Extract the tooth growth by dosage.
dose_half <- ToothGrowth$len[
ToothGrowth$dose == 0.5
]
dose_one <- ToothGrowth$len[
ToothGrowth$dose == 1
]
dose_two <- ToothGrowth$len[
ToothGrowth$dose == 2
]
One-tailed independent t-test with unequal variance.
t.test(dose_half,
dose_one,
alternative = "less",
paired = FALSE,
var.equal = FALSE,
conf.level = 0.95)
##
## Welch Two Sample t-test
##
## data: dose_half and dose_one
## t = -6.4766, df = 37.986, p-value = 6.342e-08
## alternative hypothesis: true difference in means is less than 0
## 95 percent confidence interval:
## -Inf -6.753323
## sample estimates:
## mean of x mean of y
## 10.605 19.735
As the p-value (6.342e-08) is lower than 0.05 (the default value for the tolerance of the error alpha), then, we reject the null hypothesis. That can be interpreted as there is almost null chances of obtain an extreme value for the difference in mean of those dosages (dose_half < dose_one) on the tooth growth.
t.test(
dose_one,dose_two,
alternative = "less",
paired = FALSE,
var.equal = FALSE,
conf.level = 0.95
)
##
## Welch Two Sample t-test
##
## data: dose_one and dose_two
## t = -4.9005, df = 37.101, p-value = 9.532e-06
## alternative hypothesis: true difference in means is less than 0
## 95 percent confidence interval:
## -Inf -4.17387
## sample estimates:
## mean of x mean of y
## 19.735 26.100
The conclusion is similar than the previous, the p-value is 9.532e-06, close to 0. Then we reject the null hypothesis. That can be interpreted as there is almost null chances of obtain an extreme value for the difference in mean of those dosages (dose_one < dose_two) on the tooth growth. The value is extreme (that’s what we reject the null hypothesis)
Based on these low p-values, we can conclude that it is very likely that dosage has effect, and a higher dosage higher tooth growth.

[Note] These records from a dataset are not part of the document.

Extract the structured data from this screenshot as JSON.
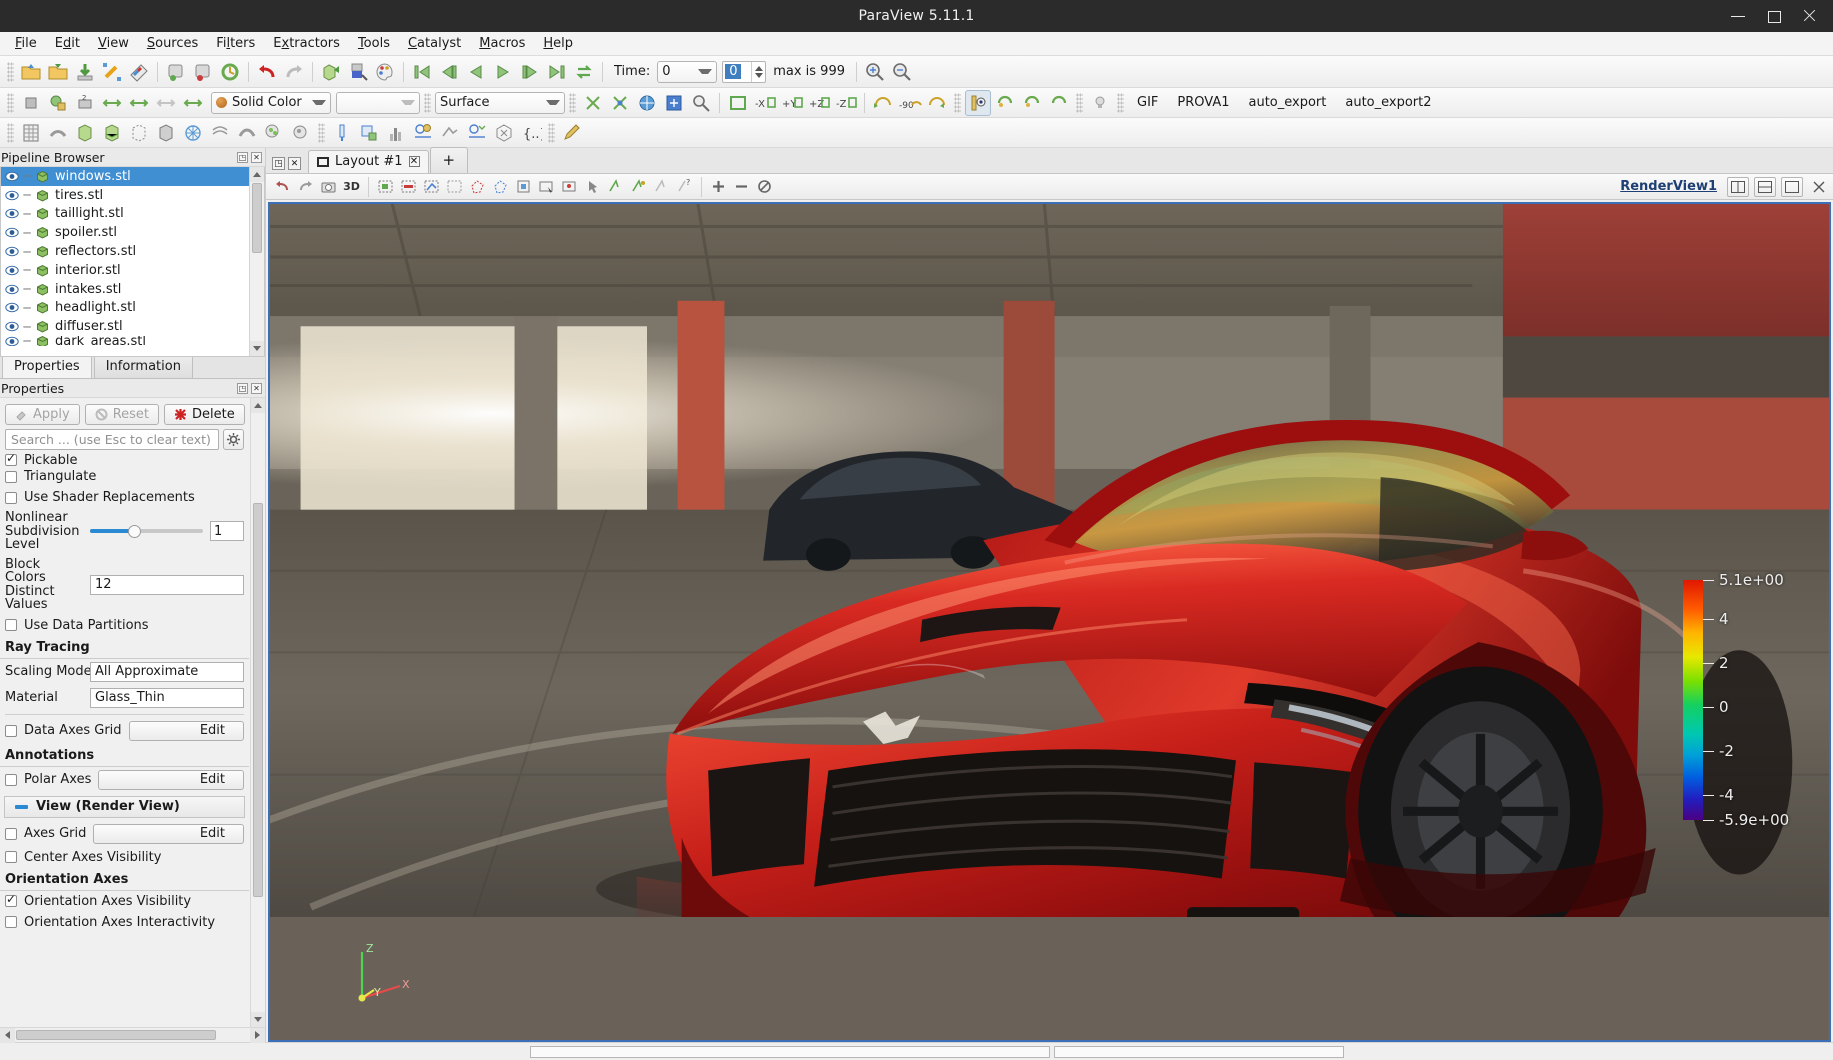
{
  "window": {
    "title": "ParaView 5.11.1"
  },
  "menu": {
    "items": [
      "File",
      "Edit",
      "View",
      "Sources",
      "Filters",
      "Extractors",
      "Tools",
      "Catalyst",
      "Macros",
      "Help"
    ]
  },
  "toolbar_time": {
    "label": "Time:",
    "time_value": "0",
    "frame_value": "0",
    "max_label": "max is 999"
  },
  "toolbar_repr": {
    "coloring": "Solid Color",
    "array_component": "",
    "representation": "Surface"
  },
  "toolbar_macros": {
    "items": [
      "GIF",
      "PROVA1",
      "auto_export",
      "auto_export2"
    ]
  },
  "pipeline": {
    "title": "Pipeline Browser",
    "items": [
      {
        "label": "windows.stl",
        "selected": true
      },
      {
        "label": "tires.stl",
        "selected": false
      },
      {
        "label": "taillight.stl",
        "selected": false
      },
      {
        "label": "spoiler.stl",
        "selected": false
      },
      {
        "label": "reflectors.stl",
        "selected": false
      },
      {
        "label": "interior.stl",
        "selected": false
      },
      {
        "label": "intakes.stl",
        "selected": false
      },
      {
        "label": "headlight.stl",
        "selected": false
      },
      {
        "label": "diffuser.stl",
        "selected": false
      },
      {
        "label": "dark_areas.stl",
        "selected": false
      }
    ]
  },
  "panel_tabs": {
    "items": [
      "Properties",
      "Information"
    ],
    "active": "Properties"
  },
  "properties": {
    "title": "Properties",
    "buttons": {
      "apply": "Apply",
      "reset": "Reset",
      "delete": "Delete",
      "help": "?"
    },
    "search_placeholder": "Search ... (use Esc to clear text)",
    "rows": [
      {
        "type": "checkbox",
        "label": "Pickable",
        "checked": true
      },
      {
        "type": "checkbox",
        "label": "Triangulate",
        "checked": false
      },
      {
        "type": "checkbox",
        "label": "Use Shader Replacements",
        "checked": false
      },
      {
        "type": "slider",
        "label": "Nonlinear Subdivision Level",
        "value": "1"
      },
      {
        "type": "text",
        "label": "Block Colors Distinct Values",
        "value": "12"
      },
      {
        "type": "checkbox",
        "label": "Use Data Partitions",
        "checked": false
      }
    ],
    "ray_tracing": {
      "header": "Ray Tracing",
      "scaling_mode_label": "Scaling Mode",
      "scaling_mode_value": "All Approximate",
      "material_label": "Material",
      "material_value": "Glass_Thin"
    },
    "data_axes_grid": {
      "label": "Data Axes Grid",
      "checked": false,
      "edit": "Edit"
    },
    "annotations": {
      "header": "Annotations",
      "polar_axes_label": "Polar Axes",
      "polar_axes_checked": false,
      "polar_axes_edit": "Edit"
    },
    "view_section": {
      "header": "View (Render View)",
      "axes_grid_label": "Axes Grid",
      "axes_grid_edit": "Edit",
      "center_axes_label": "Center Axes Visibility",
      "orientation_header": "Orientation Axes",
      "orientation_visibility_label": "Orientation Axes Visibility",
      "orientation_visibility_checked": true,
      "orientation_interactivity_label": "Orientation Axes Interactivity",
      "orientation_interactivity_checked": false
    }
  },
  "layout": {
    "tab_label": "Layout #1",
    "add_label": "+"
  },
  "view": {
    "name": "RenderView1",
    "mode_3d": "3D",
    "orientation_axes": {
      "x": "X",
      "y": "Y",
      "z": "Z"
    }
  },
  "chart_data": {
    "type": "colorbar",
    "title": "",
    "colormap": "Rainbow Desaturated (Cool to Warm extended)",
    "orientation": "vertical",
    "range": [
      -5.9,
      5.1
    ],
    "tick_labels": [
      "5.1e+00",
      "4",
      "2",
      "0",
      "-2",
      "-4",
      "-5.9e+00"
    ],
    "tick_values": [
      5.1,
      4,
      2,
      0,
      -2,
      -4,
      -5.9
    ]
  },
  "colors": {
    "accent": "#3f8fd2",
    "selection": "#3f8fd2",
    "view_border": "#3c6fb5",
    "viewname": "#1d3f73",
    "delete_icon": "#cc2222",
    "titlebar": "#2b2b2b"
  }
}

Hypothesis for the supplement OJ vs VC at dosage 2.0 mg
Two-tailed independent t-test with unequal variance.
t.test(OJ2, VC2,
alternative = "two.sided",
paired = FALSE,
var.equal = FALSE,
conf.level = 0.95)
##
## Welch Two Sample t-test
##
## data: OJ2 and VC2
## t = -0.046136, df = 14.04, p-value = 0.9639
## alternative hypothesis: true difference in means is not equal to 0
## 95 percent confidence interval:
## -3.79807 3.63807
## sample estimates:
## mean of x mean of y
## 26.06 26.14
The p-value (0.9639) confirm what we suspect, that we can’t reject the null hypothesis (p-value is higher than 0.05 (the default value for the tolerance of the error alpha). Then, there is insufficient evidence to show that there is a difference in tooth growth when using supplement OJ and VC at dosage 2.0 mg.
CONCLUSION
The conclusion is when the dose is 0.5 or 1.0 there is a difference between the teeth growth after taking OJ and VC, while when the dose is 2.0, there is no difference between the teeth growth after taking OJ and VC. The assumption needed is we first assumed the whole population is normally distributed, then we assumed the population is normally distributed under each dose.